Zysk nie wprowadza jego umysłu w obsesję, i strata nie wprowadza jego umysłu w obsesję. Sława nie wprowadza jego umysłu w obsesję, i brak uznania nie wprowadza jego umysłu w obsesję. Nagana nie wprowadza jego umysłu w obsesję, i pochwała nie wprowadza jego umysłu w obsesję. Przyjemność nie wprowadza jego umysłu w obsesję, i ból nie wprowadza jego umysłu w obsesję.

Nie odczuwa upodobania do zysku i nie jest zdegustowany stratą. Nie odczuwa upodobania do sławy i nie jest zdegustowany brakiem uznania. Nie odczuwa upodobania do pochwały i nie jest zdegustowany naganą. Nie odczuwa upodobania do przyjemności i nie jest zdegustowany bólem. Porzuciwszy w taki sposób upodobanie i zdegustowanie, jest wolny od narodzin, od starości i śmierci, od żalu, płaczu, bólu, smutku i rozpaczy; powiadam, że jest wolny od cierpienia.

Taka, mnisi jest dystynkcja, odmienność, różnica tutaj pomiędzy poinstruowanym szlachetnym uczniem a niepoinstruowanym przeciętniakiem”.


Zysk i strata, brak uznania i sława,
nagana i pochwała, przyjemność i ból:
te rzeczy napotykane przez ludzi
są nietrwałe, przemijające, i podmiotem zmiany.
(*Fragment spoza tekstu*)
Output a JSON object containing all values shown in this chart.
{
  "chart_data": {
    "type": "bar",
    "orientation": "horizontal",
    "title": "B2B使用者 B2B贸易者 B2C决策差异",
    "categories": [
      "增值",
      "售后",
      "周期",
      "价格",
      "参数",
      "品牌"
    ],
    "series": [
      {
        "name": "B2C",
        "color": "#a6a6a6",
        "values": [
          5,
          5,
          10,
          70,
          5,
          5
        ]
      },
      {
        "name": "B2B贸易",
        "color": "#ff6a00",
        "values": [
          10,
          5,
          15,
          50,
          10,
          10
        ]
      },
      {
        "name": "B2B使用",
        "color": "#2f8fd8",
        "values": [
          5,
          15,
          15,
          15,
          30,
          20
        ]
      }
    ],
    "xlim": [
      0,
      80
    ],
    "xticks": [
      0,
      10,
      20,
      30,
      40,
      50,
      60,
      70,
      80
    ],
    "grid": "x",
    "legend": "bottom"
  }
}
Mądra i uważna osoba zna je
i widzi, że są podmiotem zmiany.
Pożądane rzeczy nie wprawiają umysłu w ekscytację
ani też nie jest zdegustowany niechcianymi rzeczy.

Usunął upodobanie i zdegustowanie,
odeszły one i nie są dłużej obecne,
Poznawszy niezanieczyszczony stan wolny od żalu,
rozumie właściwie i przekroczył egzystencję.
***
Mnisi, jest te pięć sytuacji które są nieosiągalne dla żadnego pustelnika czy bramina, boga, Marę, czy Brahmę, ani przez nikogo w świecie. Jakie pięć? „Niech to co jest podmiotem starości się nie zestarzało!”: to jest sytuacja która jest nieosiągalna dla żadnego pustelnika czy bramina, boga, Marę, czy Brahmę, ani przez nikogo w świecie.
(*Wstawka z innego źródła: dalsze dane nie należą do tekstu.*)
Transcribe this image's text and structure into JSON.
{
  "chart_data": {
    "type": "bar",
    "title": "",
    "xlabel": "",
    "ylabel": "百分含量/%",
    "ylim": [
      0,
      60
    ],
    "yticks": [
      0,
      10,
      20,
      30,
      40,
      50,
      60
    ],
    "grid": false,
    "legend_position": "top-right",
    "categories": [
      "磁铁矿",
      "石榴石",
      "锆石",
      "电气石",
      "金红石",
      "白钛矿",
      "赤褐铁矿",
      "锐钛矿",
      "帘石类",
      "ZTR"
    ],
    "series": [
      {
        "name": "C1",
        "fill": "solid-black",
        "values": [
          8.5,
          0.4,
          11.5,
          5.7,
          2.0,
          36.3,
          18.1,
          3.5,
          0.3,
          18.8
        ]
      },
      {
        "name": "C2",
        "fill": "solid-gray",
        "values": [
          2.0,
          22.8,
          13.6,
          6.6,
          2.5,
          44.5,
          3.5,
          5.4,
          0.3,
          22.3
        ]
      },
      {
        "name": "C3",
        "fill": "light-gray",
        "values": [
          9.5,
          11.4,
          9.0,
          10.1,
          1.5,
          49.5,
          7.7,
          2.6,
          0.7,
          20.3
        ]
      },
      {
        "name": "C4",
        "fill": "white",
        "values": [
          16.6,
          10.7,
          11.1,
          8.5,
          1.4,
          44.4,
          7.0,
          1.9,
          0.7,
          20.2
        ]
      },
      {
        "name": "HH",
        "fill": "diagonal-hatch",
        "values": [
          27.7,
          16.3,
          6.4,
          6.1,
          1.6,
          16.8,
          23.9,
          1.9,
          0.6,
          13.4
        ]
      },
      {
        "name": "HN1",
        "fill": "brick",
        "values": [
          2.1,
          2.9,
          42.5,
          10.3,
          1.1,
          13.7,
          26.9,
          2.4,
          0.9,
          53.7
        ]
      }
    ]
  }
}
„Niech to co jest podmiotem choroby, nie zachorowało!”: to jest sytuacja która jest nieosiągalna dla żadnego pustelnika czy bramina, boga, Marę, czy Brahmę, ani przez nikogo w świecie. „Niech to co jest podmiotem śmierci nie umarło!”: to jest sytuacja która jest nieosiągalna dla żadnego pustelnika czy bramina, boga, Marę, czy Brahmę, ani przez nikogo w świecie. „Niech to co jest podmiotem zniszczenia nie zniszczyło się!”: to jest sytuacja która jest nieosiągalna dla żadnego pustelnika czy bramina, boga, Marę, czy Brahmę, ani przez nikogo w świecie. „Niech to co jest podmiotem straty nie straciło się!”: to jest sytuacja która jest nieosiągalna dla żadnego pustelnika czy bramina, boga, Marę, czy Brahmę, ani przez nikogo w świecie.

Mnisi, dla niepouczonego przeciętniaka, to co jest podmiotem starości, starzeje się. Gdy to się dzieje, nie rozważa on w ten sposób: „Nie jestem jedynym dla którego to co jest podmiotem starości, starzeje się. Dla wszystkich istot co przychodzą i odchodzą, umierają i odradzają się, to co jest podmiotem starości, starzeje się. Gdybym się żalił, płakał, lamentował, łkał bijąc w pierś i stał się pomieszanym gdy to co jest podmiotem starości, starzeje się, straciłbym apetyt, i rysy mojej twarzy stałyby się brzydkie. Nie byłbym zdolny wykonywać mojej pracy, moi wrogowie by się cieszyli a przyjaciele posmutnieliby”. I tak, kiedy to co jest podmiotem starości, starzeje się, żali się, płacze, lamentuje, łka bijąc w pierś i staje się pomieszanym. Nazywa się on niepouczonym przeciętniakiem ugodzonym przez trującą strzałę żalu, który męczy siebie.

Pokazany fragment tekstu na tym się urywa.